Baba Dez’s lingam explores the peach-fuzzed meatpit of mortal delight as a dakini prepares to take flight
Tommy Wiseau has some competition.
Sex Magic looks like a film version of the life of Casanova co-written by Barbara Cartland and Bhagwan Rajneesh and starring a middle-aged Jeff Spicoli as the Giacomo dude. Fans of The Secret will gobble this up like freshly ejaculated love juice spewed from the loins of attraction.
The film’s synopsis is filled with some real howlers:
BABA DEZ, a renowned polyamorous (multiple relationships), sacred sexual healer, and the Girl, MAYA, is a Priestess of the Temple Arts, with a history of sexual abuse. To get her back, Dez must embark on a heroic journey, one that pitches him into a labyrinth of philosophical challenges and contradictions.

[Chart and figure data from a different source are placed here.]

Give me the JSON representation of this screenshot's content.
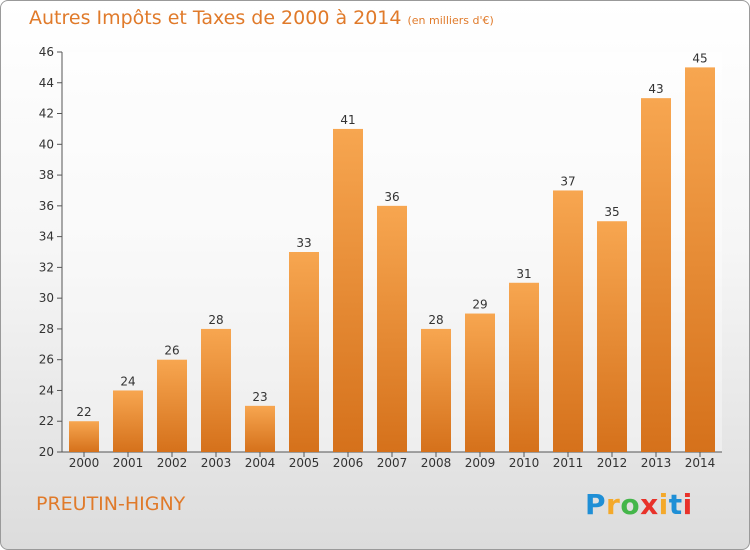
{
  "chart_data": {
    "type": "bar",
    "title": "Autres Impôts et Taxes de 2000 à 2014",
    "unit_label": "(en milliers d'€)",
    "categories": [
      "2000",
      "2001",
      "2002",
      "2003",
      "2004",
      "2005",
      "2006",
      "2007",
      "2008",
      "2009",
      "2010",
      "2011",
      "2012",
      "2013",
      "2014"
    ],
    "values": [
      22,
      24,
      26,
      28,
      23,
      33,
      41,
      36,
      28,
      29,
      31,
      37,
      35,
      43,
      45
    ],
    "ylim": [
      20,
      46
    ],
    "yticks": [
      20,
      22,
      24,
      26,
      28,
      30,
      32,
      34,
      36,
      38,
      40,
      42,
      44,
      46
    ],
    "grid": false,
    "data_labels": true,
    "bar_color_top": "#f7a650",
    "bar_color_bottom": "#d5711b",
    "xlabel": "",
    "ylabel": ""
  },
  "commune": "PREUTIN-HIGNY",
  "brand": {
    "letters": [
      "P",
      "r",
      "o",
      "x",
      "i",
      "t",
      "i"
    ],
    "colors": [
      "#1f8fd6",
      "#f4a92a",
      "#44b64a",
      "#e8322a",
      "#f4a92a",
      "#1f8fd6",
      "#e8322a"
    ]
  }
}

A prominent sacred sexual healer, Baba Dez is a pillar of the Sacred Sexuality practitioner community. His work is doing sexual healing with clients to help them overcome past abuse issues, or just to enrich their sexual and spiritual lives. He also organizes Sex and Consciousness Conferences around the world. His life’s goal is no less then to save the planet by “doing the work.” Of his many apprentices, Dez has chosen Maya (meaning illusion in Hinduism), a beautiful aspiring Tantrica to be his queen. Maya is the perfect feminine reflection of himself, albeit much younger and far less experienced. Together they host international conferences, inevitably rendezvousing with a myriad of Dez’s lovers, both former and current. But pursuing a life of pleasure turns out to be not so pleasurable for Maya, evoking long-buried issues of jealousy and abandonment. Repulsed by the continual parade of Dez’s lovers, Maya can take no more and she leaves him.
She explains the reason she left was that he had been with too many women. When asked, Dez reluctantly admits he’s been with 1 to 2 thousand women.
In addition to the devastation of the loss of his queen, a rumor circulates that he’s inappropriately using his lingam (penis) in healing work with his clients. This is perpetuated from a dakini he mentored, who also accuses him of inappropriately coming on to her, saying he has an insatiable need.
Dez explains it’s dangerous for a man to do this work, suggesting it’s the “wounded feminine lashing out.” He turns inward, to a path of celibacy, although he continues to move his energy through his self-pleasuring ritual (non-ejaculatory masturbating).
But celibacy doesn’t last long. Dez goes to Hawaii with two lovers; one a raw food chef, the other an accomplished writer and sacred sexual healer. Together, they’re writing a book about Sex Magic; the process of creating a god connection through love making to manifest one’s dreams and desires.
Married and with a young child of her own, Dez’s co-writer claims that by making love with Dez, she’s able to “download” all his wisdom given to him by his teachers. And for Dez, she “holds space” for Maya’s return. I n a fun-filled week’s vacation they visit a secret Yoni (vagina) Cave where ancient Hawaiians performed fertility rituals, pick fresh fruits & vegetables to the delight of the raw food chef, work on the book, and frolic in the sun & surf. That is until Maya calls.
While some may see an existential crisis in the clash between a man’s belief system and his reality, Dez stays resolutely confident that Sex Magic works and will manifest the return of his beloved Maya.
“When asked, Dez reluctantly admits he’s been with 1 to 2 thousand women.”
Friends, tell me, wouldn’t you know whether you had sex with 1000 or 2000 partners? Or do all those Dakini’s kind of merge into one big tantric bowl of amorphous sexual gumbo?
I don’t feel much sex or magic coming off this trailer. It looks about as appealing as a box of popcorn drenched in Kama Sutra oil. A date movie for naive new agers who think ‘The Pillow Book’ is a catalog from Bed, Bath and Beyond. Can’t wait to see it. My kundalini is doing cartwheels.